When is a convoy for education?

February 6 to 12 was Teachers’ Week, and we all owe them a debt of gratitude. This week has been pushed into the background (if not the last) with the “freedom convoys”, the Olympics, and so on.

Posted at 10:00 a.m.

Marie Saulnier

Marie Saulnier
Mum of Louis (5 years old) and Sarah (7 months)

The Minister of Education, Jean-François Roberge, thanks the teachers for their dedication… he should praise the last Gauls present in the public education system since they are less present than ever. Indeed, the teaching of the future thinkers of society can be done by anyone with good will in the current system, since unqualified personnel are growing at lightning speed.

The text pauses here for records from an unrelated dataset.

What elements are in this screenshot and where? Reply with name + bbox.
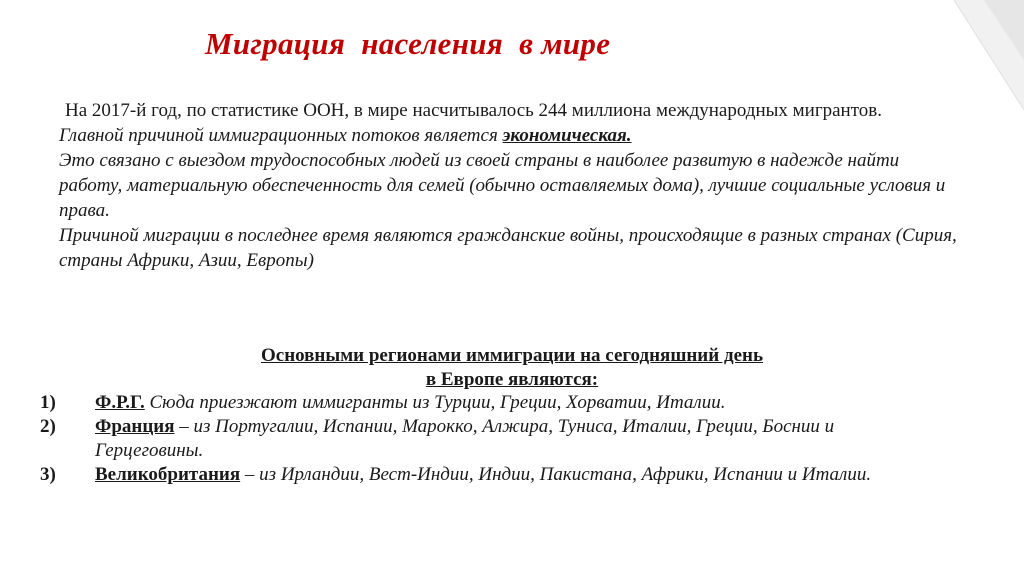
list-item-body [95, 463, 940, 487]
country-name: Великобритания [95, 464, 241, 485]
list-number: 1) [40, 392, 56, 413]
list-item [40, 463, 940, 487]
intro-recent-reason: Причиной миграции в последнее время являются гражданские войны, происходящие в разных странах (Сирия, страны Африки, Азии, Европы) [59, 225, 957, 271]
country-name: Ф.Р.Г. [95, 392, 145, 413]
list-item-body [95, 415, 940, 463]
regions-list [40, 391, 940, 487]
country-description: – из Ирландии, Вест-Индии, Индии, Пакистана, Африки, Испании и Италии. [240, 464, 872, 485]
list-item [40, 391, 940, 415]
intro-text [59, 98, 959, 273]
list-number: 2) [40, 416, 56, 437]
list-item [40, 415, 940, 463]
regions-heading-line2: в Европе являются: [425, 369, 599, 390]
regions-heading-line1: Основными регионами иммиграции на сегодняшний день [260, 345, 763, 366]
intro-statistics: На 2017-й год, по статистике ООН, в мире насчитывалось 244 миллиона международных мигрантов. [65, 100, 882, 121]
intro-reason-explanation: Это связано с выездом трудоспособных людей из своей страны в наиболее развитую в надежде найти работу, материальную обеспеченность для семей (обычно оставляемых дома), лучшие социальные условия и права. [59, 150, 946, 221]
reason-prefix: Главной причиной иммиграционных потоков является [59, 125, 503, 146]
country-name: Франция [95, 416, 175, 437]
intro-main-reason [59, 123, 959, 148]
list-number: 3) [40, 464, 56, 485]
reason-keyword: экономическая. [502, 125, 632, 146]
country-description: – из Португалии, Испании, Марокко, Алжира, Туниса, Италии, Греции, Боснии и Герцеговины. [95, 416, 835, 461]
country-description: Сюда приезжают иммигранты из Турции, Греции, Хорватии, Италии. [144, 392, 726, 413]
slide-title: Миграция населения в мире [205, 26, 611, 61]
list-item-body [95, 391, 940, 415]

The CAQ government can boast of having raised salaries, but what school personnel have been asking for for years is in fact better working conditions. And this was the case long before the health crisis. Money is one thing, but on a daily basis, this does not change the heaviness of the task, the increasingly complex class management, the lack of preparation time, the lack of resources for the students (pedagogical and psychological ), the constant pressure put on teachers to make up for this lack of resources, the lack of consideration for the judgment of the teacher and so on.

Our neighbors have dared to overhaul the public system, in the interest of all citizens. Indeed, Ontario has made education compulsory until the age of 18 and has stopped funding private schools (in Quebec, they are subsidized at 60%).

Miracle! Graduation rates have increased and school dropouts have decreased. Ontario is even in the top 20 of the best education systems in the world. In news, in 2018, we already noted that the Ontario reform had increased the graduation rate from 72% to 84%, while Quebec obtains with difficulty, year after year, a meager 64%.

The government, by maintaining the status quo, supports an ever-widening class divide and favors the wealthy. We are abandoning vulnerable populations, we are contributing, through the current education system, to maintaining inequalities. According to the Superior Council of Education, the Quebec school system is the most unequal in Canada. Why continue on this path? This situation goes against any principle of equal opportunity.

I use the words of Guy Rocher: “If the financing of private schools is so untouchable, it is not rocket science: it is because the decision-makers mainly send their children to private schools. In short, “the Quebec elite saves the Quebec elite at the expense of a [grande] part of the population”.

There must be a deep desire to improve the situation by collaborating with the people on the ground to make concrete, solid and lasting changes. There must be a vision of major change that we will still welcome in 30 years. And to do this, we can easily look at our neighbors.

Freedom begins with understanding what our rights and (especially) our duties are, learning to collaborate by working alongside children from different backgrounds. All of this is learned in an inclusive public school.

So, I ask the question, when will there be a real convoy for equal opportunities, when will there be an uprising for our public education system and for the future of our children? When will a government and a minister have the courage to make these changes? As Camil Bouchard recently wrote, “the ordinary school must become extraordinary. Excellence is for everyone”.